Where to Go from Here
Playing blues in a solo fingerstyle context is a lot of fun and very rewarding. I hope this brief survey of a few sub-styles of the blues has inspired you to dig deeper into the music. I can’t stress it enough: Listen to and study the masters. Learn their songs and licks, but more importantly, absorb the feel of the music. If you can find a knowledgeable teacher to study with—whether it’s one-on-one or in a group setting—take advantage of it. This will have a tremendous effect on your rate of growth. Today there are plenty of guitar camps and workshops available that provide an opportunity to study with some of the living legends of this music. Have fun and good luck!

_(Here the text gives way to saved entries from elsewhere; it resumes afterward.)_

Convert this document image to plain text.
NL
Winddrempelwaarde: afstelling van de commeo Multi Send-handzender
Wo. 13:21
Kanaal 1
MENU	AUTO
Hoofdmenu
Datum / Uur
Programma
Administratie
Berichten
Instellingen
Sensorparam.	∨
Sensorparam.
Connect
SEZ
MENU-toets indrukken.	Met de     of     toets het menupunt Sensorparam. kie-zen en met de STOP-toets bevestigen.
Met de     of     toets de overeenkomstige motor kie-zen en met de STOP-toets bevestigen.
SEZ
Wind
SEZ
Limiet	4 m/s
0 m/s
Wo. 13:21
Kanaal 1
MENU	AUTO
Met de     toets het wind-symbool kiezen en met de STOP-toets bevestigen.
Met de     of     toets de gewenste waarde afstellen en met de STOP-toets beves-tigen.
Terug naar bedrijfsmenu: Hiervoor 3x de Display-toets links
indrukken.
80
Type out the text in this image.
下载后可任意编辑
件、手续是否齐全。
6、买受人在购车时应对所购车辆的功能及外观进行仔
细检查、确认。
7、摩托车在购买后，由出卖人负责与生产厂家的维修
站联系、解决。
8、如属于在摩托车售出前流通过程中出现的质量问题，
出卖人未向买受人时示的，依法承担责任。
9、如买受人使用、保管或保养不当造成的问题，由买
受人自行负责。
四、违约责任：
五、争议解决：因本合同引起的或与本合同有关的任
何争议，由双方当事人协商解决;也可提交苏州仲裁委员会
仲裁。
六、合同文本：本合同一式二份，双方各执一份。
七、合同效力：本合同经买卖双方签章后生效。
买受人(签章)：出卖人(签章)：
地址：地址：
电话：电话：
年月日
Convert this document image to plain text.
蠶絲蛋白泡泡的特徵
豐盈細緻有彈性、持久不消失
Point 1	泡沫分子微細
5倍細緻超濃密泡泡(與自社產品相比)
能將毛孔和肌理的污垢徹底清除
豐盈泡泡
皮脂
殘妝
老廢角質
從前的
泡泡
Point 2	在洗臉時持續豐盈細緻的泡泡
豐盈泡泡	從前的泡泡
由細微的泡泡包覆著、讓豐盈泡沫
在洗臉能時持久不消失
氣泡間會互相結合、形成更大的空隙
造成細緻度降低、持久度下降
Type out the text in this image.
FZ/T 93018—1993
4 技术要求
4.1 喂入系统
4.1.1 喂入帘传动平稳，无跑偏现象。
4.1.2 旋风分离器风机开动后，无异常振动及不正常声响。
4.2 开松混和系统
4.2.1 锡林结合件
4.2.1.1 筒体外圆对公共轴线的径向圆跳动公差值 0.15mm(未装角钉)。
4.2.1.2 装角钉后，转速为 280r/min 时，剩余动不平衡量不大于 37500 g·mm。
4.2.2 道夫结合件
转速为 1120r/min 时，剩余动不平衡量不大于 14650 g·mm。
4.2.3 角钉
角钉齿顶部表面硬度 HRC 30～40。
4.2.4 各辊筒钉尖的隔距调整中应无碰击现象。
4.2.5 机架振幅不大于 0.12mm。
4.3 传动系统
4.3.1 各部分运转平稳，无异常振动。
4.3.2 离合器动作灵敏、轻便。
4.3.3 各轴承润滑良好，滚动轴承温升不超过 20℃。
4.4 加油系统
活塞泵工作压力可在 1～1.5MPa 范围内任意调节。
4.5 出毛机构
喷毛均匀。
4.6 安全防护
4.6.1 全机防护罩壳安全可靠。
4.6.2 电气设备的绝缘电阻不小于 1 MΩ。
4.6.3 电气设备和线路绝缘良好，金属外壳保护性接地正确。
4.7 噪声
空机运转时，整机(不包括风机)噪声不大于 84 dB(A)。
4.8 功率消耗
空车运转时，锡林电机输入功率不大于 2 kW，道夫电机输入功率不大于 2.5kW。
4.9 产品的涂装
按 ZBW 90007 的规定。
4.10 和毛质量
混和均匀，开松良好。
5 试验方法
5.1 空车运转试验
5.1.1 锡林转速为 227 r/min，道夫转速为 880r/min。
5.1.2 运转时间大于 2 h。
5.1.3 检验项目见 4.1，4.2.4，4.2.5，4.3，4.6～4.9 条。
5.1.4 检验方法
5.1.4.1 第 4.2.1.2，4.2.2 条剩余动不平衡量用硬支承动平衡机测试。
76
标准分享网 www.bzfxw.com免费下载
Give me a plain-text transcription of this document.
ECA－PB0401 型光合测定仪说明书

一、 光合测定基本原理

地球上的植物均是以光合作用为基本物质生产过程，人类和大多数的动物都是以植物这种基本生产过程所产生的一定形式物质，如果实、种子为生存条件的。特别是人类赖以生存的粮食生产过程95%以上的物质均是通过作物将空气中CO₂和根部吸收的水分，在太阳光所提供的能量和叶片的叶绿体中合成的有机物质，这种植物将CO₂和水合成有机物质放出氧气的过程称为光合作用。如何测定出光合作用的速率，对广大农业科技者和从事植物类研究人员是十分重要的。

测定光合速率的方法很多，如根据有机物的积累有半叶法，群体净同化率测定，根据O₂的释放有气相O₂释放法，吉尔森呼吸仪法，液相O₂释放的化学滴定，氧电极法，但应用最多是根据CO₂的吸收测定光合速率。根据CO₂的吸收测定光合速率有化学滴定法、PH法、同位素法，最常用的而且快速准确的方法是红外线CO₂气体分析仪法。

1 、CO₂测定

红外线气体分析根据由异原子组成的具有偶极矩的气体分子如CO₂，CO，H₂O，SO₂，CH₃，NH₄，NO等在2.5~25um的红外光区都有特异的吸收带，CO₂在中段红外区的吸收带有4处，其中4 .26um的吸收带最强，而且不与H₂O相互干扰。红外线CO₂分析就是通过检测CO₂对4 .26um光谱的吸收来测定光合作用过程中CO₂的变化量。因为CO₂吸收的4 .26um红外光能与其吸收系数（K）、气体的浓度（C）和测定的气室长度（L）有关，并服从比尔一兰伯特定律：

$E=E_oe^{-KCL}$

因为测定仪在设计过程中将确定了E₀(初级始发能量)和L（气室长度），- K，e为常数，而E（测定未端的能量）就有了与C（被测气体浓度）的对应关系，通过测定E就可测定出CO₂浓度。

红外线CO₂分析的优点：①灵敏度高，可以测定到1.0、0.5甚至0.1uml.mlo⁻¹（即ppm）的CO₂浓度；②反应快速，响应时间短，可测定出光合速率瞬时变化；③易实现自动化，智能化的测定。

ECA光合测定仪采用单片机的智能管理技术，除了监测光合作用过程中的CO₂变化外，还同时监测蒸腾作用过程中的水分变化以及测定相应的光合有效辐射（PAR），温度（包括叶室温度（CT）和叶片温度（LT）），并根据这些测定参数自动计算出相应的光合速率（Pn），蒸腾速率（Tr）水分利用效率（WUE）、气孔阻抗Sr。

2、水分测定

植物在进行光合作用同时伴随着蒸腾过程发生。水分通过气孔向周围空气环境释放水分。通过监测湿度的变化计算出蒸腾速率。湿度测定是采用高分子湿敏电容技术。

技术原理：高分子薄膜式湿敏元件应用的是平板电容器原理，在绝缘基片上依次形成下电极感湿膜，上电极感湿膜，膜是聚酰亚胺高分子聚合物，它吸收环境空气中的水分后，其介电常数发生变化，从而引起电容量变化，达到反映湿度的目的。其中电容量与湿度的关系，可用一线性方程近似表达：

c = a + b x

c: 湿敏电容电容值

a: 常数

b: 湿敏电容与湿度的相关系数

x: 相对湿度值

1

Here are a few recommended recordings. Many of these are compilations or “Best of” albums, so they’ll be especially helpful to those of you who may be new to this music or the artists we’ve discussed in this lesson. I have also created a Spotify playlist with selections from many of the albums listed below.
The Tradition Masters
Spend some time with this recording and you’re bound to pick up a few classic blues licks. Check out Hopkins’ monotone bass accompaniment on “Long Time.”
Big Bill Broonzy
Warm, Witty, and Wise
Here’s a nice collection of songs showcasing Broonzy's solid fingerstyle technique. Listen to “Long Tall Mama” and “Worrying You Off My Mind Part 1” as they creatively employ the monotone bass thumb technique we’ve discussed.
Mississippi John Hurt
1928 Sessions and Best of
These classic albums showcase great examples of alternate thumb technique along with Hurt's overall beautiful playing style. Check out “Stack O Lee” and “Got the Blues, Can’t Be Satisfied” from the 1928 Sessions, and “My Creole Belle” and “Make Me a Pallet on Your Floor” from the Best of recording.
The Best of
Great feel and drive is found in Blake’s music. You’d swear there’s more than one guitarist here. A few of my favorite tracks are “West Coast Blues” and “Blind Arthur’s Breakdown.”
Reverend Gary Davis
Blues & Ragtime
As the title suggests, there are wonderful blues and ragtime tunes found here. Check out “Buck Rag” for the cool counterpoint. Included in the liner notes are transcriptions (written in standard notation and TAB) of “Walkin’ Dog Blues,” “Buck Rag,” “Cocaine Blues,” “Hesitation Blues,” and “Baby, Let Me Lay It on You.”
The Complete Recordings
These are classics that all aspiring blues guitarists should spend time with. Johnson’s performance of “Kind Hearted Woman Blues” is a great example of the monotone bass accompaniment.
Original Delta Blues
This is a great compilation showcasing the raw and powerful playing of one of the great bluesmen. Take a listen to “Pearline” to hear it for yourself.
John Lee Hooker
20th Century Masters: The Best of John Lee Hooker (Millennium Collection)
If you need to add some boogie-woogie into your day, listen to “Shake It Baby” and “Lonely Boy Boogie.” These tracks are great examples of raw boogie-woogie.